DRAF is a transcription factor (TF) binding site (TFBS) prediction tool. This tool gets an input DNA sequence from the user and predicts the DNA binding sites for a specific TF in this sequence. DRAF utilizes models based on TFBS DNA sequence and TF amino acid prporties to provide accuarate TFBS predictions.

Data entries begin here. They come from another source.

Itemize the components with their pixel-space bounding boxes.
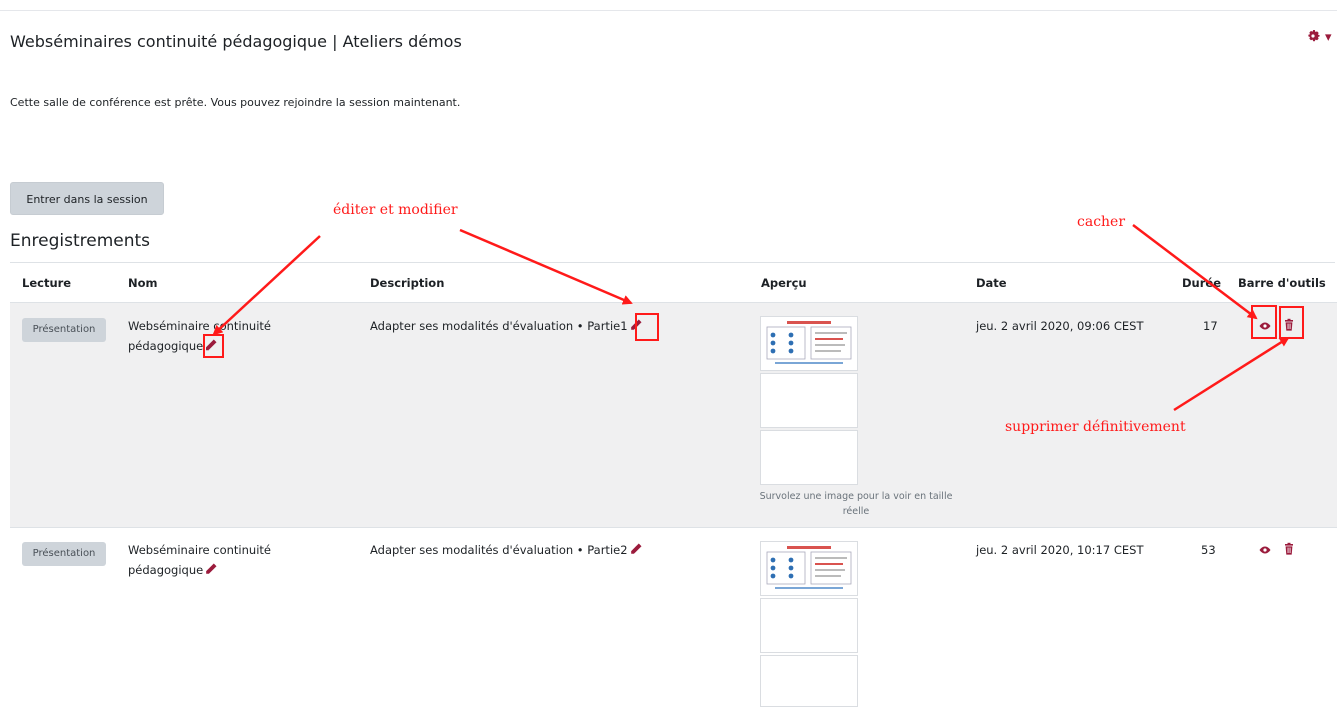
settings-menu[interactable]: ▾ <box>1305 28 1337 48</box>
presentation-button[interactable]: Présentation <box>22 542 106 566</box>
arrow-to-description-edit <box>459 228 633 305</box>
recording-name-line2: pédagogique <box>128 563 204 577</box>
recording-description-text: Adapter ses modalités d'évaluation • Par… <box>370 319 628 333</box>
annotation-edit-label: éditer et modifier <box>333 202 458 218</box>
eye-icon[interactable] <box>1258 543 1272 557</box>
preview-thumbnail[interactable] <box>760 655 858 707</box>
enter-session-button[interactable]: Entrer dans la session <box>10 182 164 215</box>
recording-duration: 53 <box>1201 543 1216 557</box>
highlight-box-name-edit <box>203 334 224 358</box>
preview-hint-line1: Survolez une image pour la voir en taill… <box>759 491 953 502</box>
preview-thumbnails <box>760 316 858 487</box>
recording-description: Adapter ses modalités d'évaluation • Par… <box>370 540 643 560</box>
table-divider <box>10 262 1335 263</box>
top-divider <box>0 10 1337 11</box>
recording-name: Webséminaire continuité pédagogique <box>128 540 271 580</box>
column-header-description: Description <box>370 276 445 290</box>
page-title: Webséminaires continuité pédagogique | A… <box>10 32 462 51</box>
column-header-date: Date <box>976 276 1007 290</box>
recordings-heading: Enregistrements <box>10 231 151 251</box>
column-header-lecture: Lecture <box>22 276 72 290</box>
preview-thumbnail[interactable] <box>760 373 858 428</box>
preview-thumbnails <box>760 541 858 707</box>
annotation-hide-label: cacher <box>1077 214 1126 230</box>
recording-description: Adapter ses modalités d'évaluation • Par… <box>370 316 643 336</box>
recording-description-text: Adapter ses modalités d'évaluation • Par… <box>370 543 628 557</box>
column-header-duree: Durée <box>1182 276 1222 290</box>
recording-name-line1: Webséminaire continuité <box>128 319 271 333</box>
preview-thumbnail[interactable] <box>760 541 858 596</box>
gear-icon[interactable] <box>1305 28 1337 44</box>
recording-name-line1: Webséminaire continuité <box>128 543 271 557</box>
preview-thumbnail[interactable] <box>760 430 858 485</box>
chevron-down-icon[interactable]: ▾ <box>1325 30 1332 45</box>
presentation-button[interactable]: Présentation <box>22 318 106 342</box>
preview-thumbnail[interactable] <box>760 598 858 653</box>
recording-name-line2: pédagogique <box>128 339 204 353</box>
annotation-delete-label: supprimer définitivement <box>1005 419 1186 435</box>
preview-thumbnail[interactable] <box>760 316 858 371</box>
pencil-icon[interactable] <box>204 562 218 576</box>
column-header-apercu: Aperçu <box>761 276 807 290</box>
highlight-box-hide <box>1251 305 1277 339</box>
session-status-message: Cette salle de conférence est prête. Vou… <box>10 96 461 109</box>
row-divider <box>10 527 1337 528</box>
pencil-icon[interactable] <box>629 542 643 556</box>
recording-date: jeu. 2 avril 2020, 10:17 CEST <box>976 543 1144 557</box>
recording-name: Webséminaire continuité pédagogique <box>128 316 271 356</box>
recording-duration: 17 <box>1203 319 1218 333</box>
highlight-box-delete <box>1279 306 1304 339</box>
trash-icon[interactable] <box>1282 542 1296 556</box>
preview-hint-line2: réelle <box>842 506 870 517</box>
preview-hint: Survolez une image pour la voir en taill… <box>756 489 956 519</box>
highlight-box-description-edit <box>635 313 659 341</box>
column-header-nom: Nom <box>128 276 158 290</box>
recording-date: jeu. 2 avril 2020, 09:06 CEST <box>976 319 1144 333</box>
column-header-barre-outils: Barre d'outils <box>1238 276 1326 290</box>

The DRAF models were constructed as in the following figure:

The figure above shows the input data, training procedure and usage of the DRAF models for prediction of TF-TFBS links. Sequences of TFs and their TFBSs are represented in TF-TFBS links using physicochemical properties of TFs and binary representation of TFBSs. Then, the DRAF models were constructed for each group of TFs depending on the TFBS length. Finally, the DRAF models were tested using the holdout test dataset and another set of ChIP-seq peak data and their associated background datasets. The DRAF models aim at predicting which TF-TFBS link suggests a valid TFBS for a particular TF.


2. Input file format

DRAF accepts DNA sequnces in FASTA format . The sequence can be inserted directly in the text area of the DRAF web page or uploaded as a file. The following is an example of input sequences to DRAF:

>Seq1
AATTGCGGCACGCAACTTAGTTGACCGTTTGACTTAAATTGGGCCAATTGGCCATCACGCAACGGTTCCGGAGAGTACGTCACGCGAT
>Seq2
AATTGCGGCACGCAACTGTTGCGTGCTAGTTGACCGTTTGACTTAAATTGGGCCAATTGGCCATCACGCAACGGTTCCGGAGAGTACGTCACGCGAT


3. Output file format

DRAF outputs its prediction in gff3 format .


4. DRAF running steps

To use DRAF, please follow these steps:

Step 1: Select a set of TFs (one or multiple TFs) from the drop down list and select a sensitivity threshold between 0.1 and 0.9 from the sensitivity drop down list. The DRAF system will predict DNA binding sites for that TF using the corresponding model for this TF and using the predefined thresholds that provided the selected sensitivity level in the training data for that model. If the selected TF is among the 58 TFs that we have retrieved their ChipSeq datasets from Encode, then the DRAF model used the tresholds that were optimized to achieve the selected sensitivity level in the ChipSeq datasets associated with that TF.

Step 2: Provide the DNA sequence to the system in a FASTA format. You can paste the sequence in the text area provided in the submission page or upload it in a file (maximum size is 20MB).

Step 3: Click on Run DRAF button. The system will run and provide you with a link for the results page. Please bookmark that page and check later for the results.


5. How long does it take to run DRAF?

Our experiments show that average run time for one model on 500 ChIP-seq peaks sequences (each with 500 bp long) takes up to several minutes.